When no instruction tag is present the first paragraph is parsed as **Instruction section**.
The **Input Section** can also be introduced by simply adding 'Begin!' beforehand. The **Output Section** can be
introduced by adding '---' after the **Input Section** at the end of your template.
The recommanded template should have the following structure:

```perl
# Instruction
...
# Examples
...
# Input
...
# Output
...
```

## RoadMap

Our development plans for **StructGenie** include:

1. **Version 0.0.1**: Initial release with core functionalities.
2. **Validation Rules**: Adding a set of validation rules for more robust structured outputs.
3. **OptimizationEngine Release**: Launching the OptimizationEngine to enhance template effectiveness.

## OptimizationEngine (Moved to separate Project -> LLMP)
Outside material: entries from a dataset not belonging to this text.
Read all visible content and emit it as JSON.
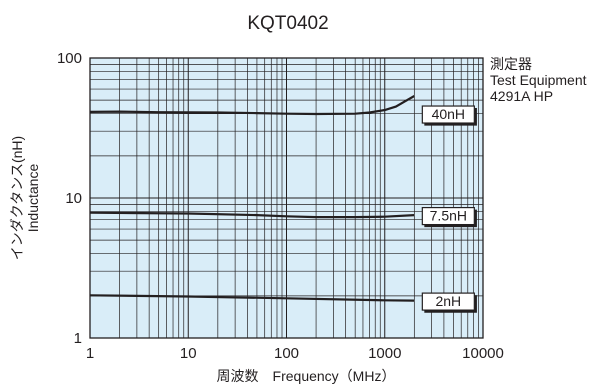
{
  "chart_data": {
    "type": "line",
    "title": "KQT0402",
    "xlabel": "周波数　Frequency（MHz）",
    "ylabel_lines": [
      "インダクタンス(nH)",
      "Inductance"
    ],
    "x_scale": "log",
    "y_scale": "log",
    "xlim": [
      1,
      10000
    ],
    "ylim": [
      1,
      100
    ],
    "x_ticks": [
      1,
      10,
      100,
      1000,
      10000
    ],
    "x_tick_labels": [
      "1",
      "10",
      "100",
      "1000",
      "10000"
    ],
    "y_ticks": [
      1,
      10,
      100
    ],
    "y_tick_labels": [
      "1",
      "10",
      "100"
    ],
    "grid": true,
    "colors": {
      "plot_background": "#d9edf8",
      "line": "#231f20"
    },
    "equipment_note": [
      "測定器",
      "Test Equipment",
      "4291A HP"
    ],
    "series": [
      {
        "name": "40nH",
        "x": [
          1,
          2,
          5,
          10,
          20,
          50,
          100,
          200,
          500,
          700,
          1000,
          1300,
          1600,
          2000
        ],
        "y": [
          41.2,
          41.4,
          41.0,
          40.9,
          40.8,
          40.4,
          40.0,
          39.8,
          40.0,
          40.8,
          42.5,
          45.0,
          49.0,
          53.5
        ]
      },
      {
        "name": "7.5nH",
        "x": [
          1,
          10,
          50,
          100,
          200,
          500,
          1000,
          2000
        ],
        "y": [
          7.85,
          7.75,
          7.55,
          7.4,
          7.3,
          7.3,
          7.35,
          7.55
        ]
      },
      {
        "name": "2nH",
        "x": [
          1,
          10,
          100,
          1000,
          2000
        ],
        "y": [
          2.02,
          1.98,
          1.92,
          1.86,
          1.85
        ]
      }
    ]
  }
}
**OptimizationEngine** is an addition to StructGenie that aims to test and improve templates for LLM generation tasks.

### How it Works:

1. **Testing**: The engine uses random examples from the provided template. These examples contain both the input and
   the expected output.
2. **Evaluation**: The generation tasks are run to check if the LLM can produce the expected output.
3. **Optimization**: If the output is not as expected, OptimizationEngine adjusts the prompt's instruction and can
   create more examples. The goal is to improve the LLM's output accuracy.

The OptimizationEngine provides a methodical approach to refining templates for better results from language models.

## Contributing

We welcome contributions! Please see our contributing guide for more details.

## License

StructGenie is open source software licensed under the [MIT license](LICENSE).